Tulum

 The Castle  

 Astronomy 

 Temple of Frescos 

 Barrier Reef  
Our Tulum/Xel-Ha tour got off to a slow start. In a (thankfully) air-conditioned van, tourists like ourselves were gradually gathered from various resorts, including the much ritzier Iberostar Paraiso del Mar. After an hour and a transfer at Playa del Carmen, we were headed south 60km to Tulum. The national archealogical preserve lies at the extreme south end of the Mayan Riviera. South of Tulum, the highway turns away from the coast and runs through the jungle on its way to Chetumal, the capital of Quintana Roo at the border with Belize.

Tulum is one of only a few Mayan ruins site on the coast, and by far the most significant. It was a very holy site for the Mayans during the post-classic period. Besides being the location for series of palaces, a number of the buildings on the site are remarkable astronomical tools. During each of the summer and winter solstices and the spring and fall equinoxes, light shines through particular holes in a building designed to work only on that exact day.

Tulum is located on a cliff, at a small hole along the long barrier reef that runs the length of the Carrbbean side of the Yucatan peninsula.
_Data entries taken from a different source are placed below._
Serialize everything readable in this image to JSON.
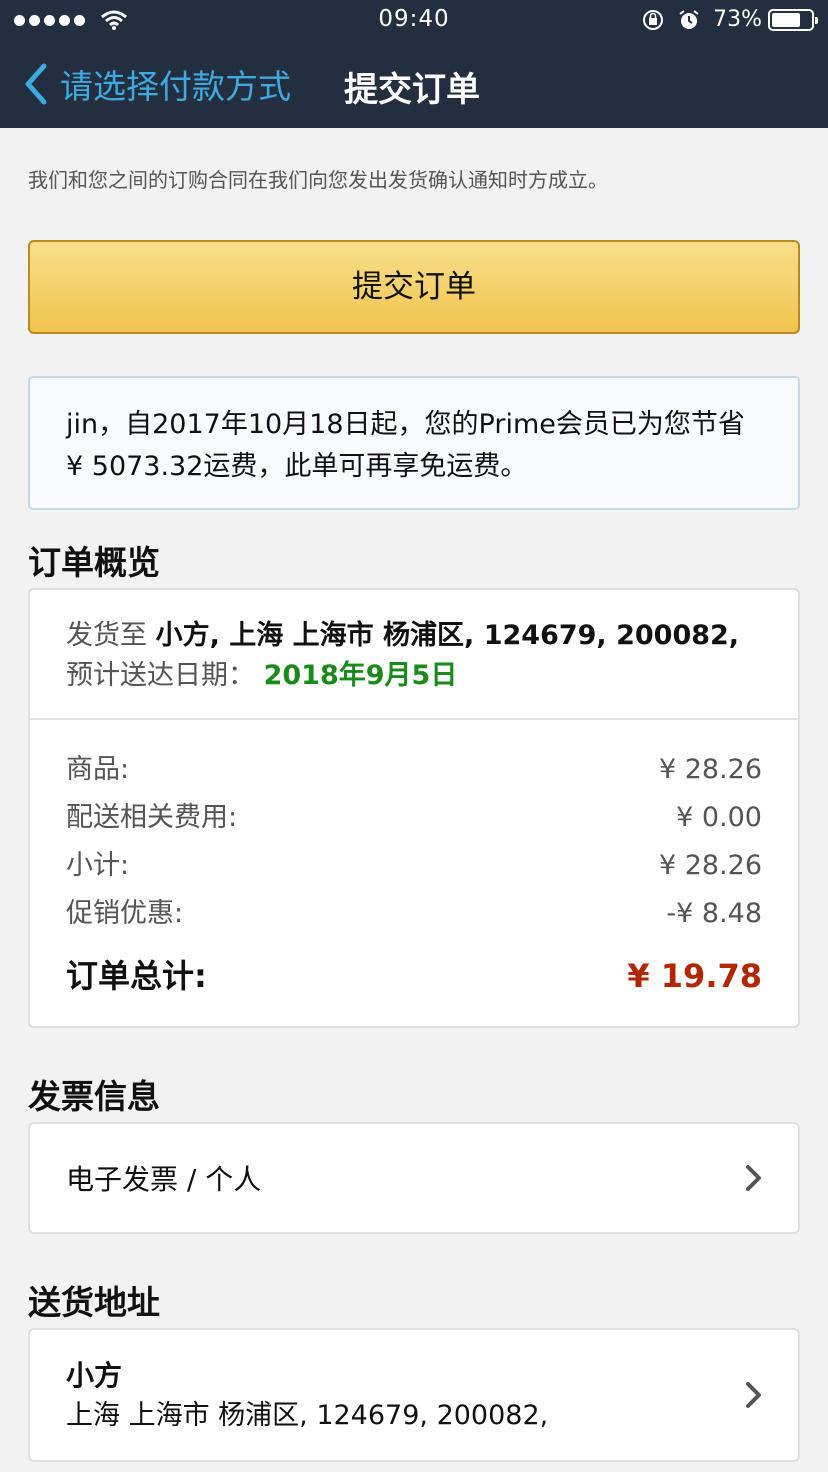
{
  "status_bar": {
    "time": "09:40",
    "battery_percent": "73%",
    "battery_level": 0.73,
    "signal_dots": 5
  },
  "nav": {
    "back_label": "请选择付款方式",
    "title": "提交订单"
  },
  "notice": "我们和您之间的订购合同在我们向您发出发货确认通知时方成立。",
  "submit_button_label": "提交订单",
  "prime_message": "jin，自2017年10月18日起，您的Prime会员已为您节省¥ 5073.32运费，此单可再享免运费。",
  "order_overview": {
    "title": "订单概览",
    "ship_to_label": "发货至",
    "ship_to_value": "小方, 上海 上海市 杨浦区, 124679, 200082,",
    "eta_label": "预计送达日期：",
    "eta_value": "2018年9月5日",
    "rows": [
      {
        "label": "商品:",
        "value": "¥ 28.26"
      },
      {
        "label": "配送相关费用:",
        "value": "¥ 0.00"
      },
      {
        "label": "小计:",
        "value": "¥ 28.26"
      },
      {
        "label": "促销优惠:",
        "value": "-¥ 8.48"
      }
    ],
    "total_label": "订单总计:",
    "total_value": "¥ 19.78"
  },
  "invoice": {
    "title": "发票信息",
    "value": "电子发票 / 个人"
  },
  "shipping_address": {
    "title": "送货地址",
    "name": "小方",
    "line": "上海 上海市 杨浦区, 124679, 200082,"
  },
  "colors": {
    "nav_bg": "#232f3e",
    "accent_blue": "#3fa9e1",
    "button_yellow": "#f1c44d",
    "price_red": "#b12704",
    "eta_green": "#1b8a1b"
  },
  "icons": [
    "wifi-icon",
    "orientation-lock-icon",
    "alarm-icon",
    "battery-icon",
    "back-chevron-icon",
    "chevron-right-icon"
  ]
}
Thus it is easily defendable. Defense was an important concern, demonstrated by the walls that surrounded the site.

We had an enjoyable guided tour followed by some time to wander around for ourselves. Unfortunately, it was a very hot day during our tour, and since the site offers little or no shade, we did not stay long. Our photos of Tulum take up most of the Day 5 album. If you ever go to Tulum, as on any excursion in the Mayan Riviera, be sure to take along plenty of water. If your trip is not immediately followed by a visit to Xel-Ha, take some swimming gear and use the beach at Tulum to cool off.

Our excellent and humourous tour operator for the day, Jose, warned us off the local food found at Xel-Ha, so we used the extra time we had in Tulum out of the sun at Subway. Usually we would prefer to each local food when travelling rather than something we can get at home, but we made an exception this once.

Though well worth the visit, Tulum has become the ultimate tourist trap. An optional 2 minute trolley ride from the parking lot to the entrance costs 15 pesos, but better yet, a trip to the bathroom will set you back another 2 pesos.

An interesting note about Tulum, similar to the other ruins we saw at Xcaret and other facets of Mexico, is that the lack of wealth makes for less infrastructure. In Canada, such a site would have a ton of official-looking aging bilingual government signs, guard rails and velvet ropes, along with an indication that research is ongoing, interpretive materials, etc.. The lack of government 'crapaphanalia' was a welcome change.

After sweltering in Tulum, we were ready for the short trip north to Xel-Ha.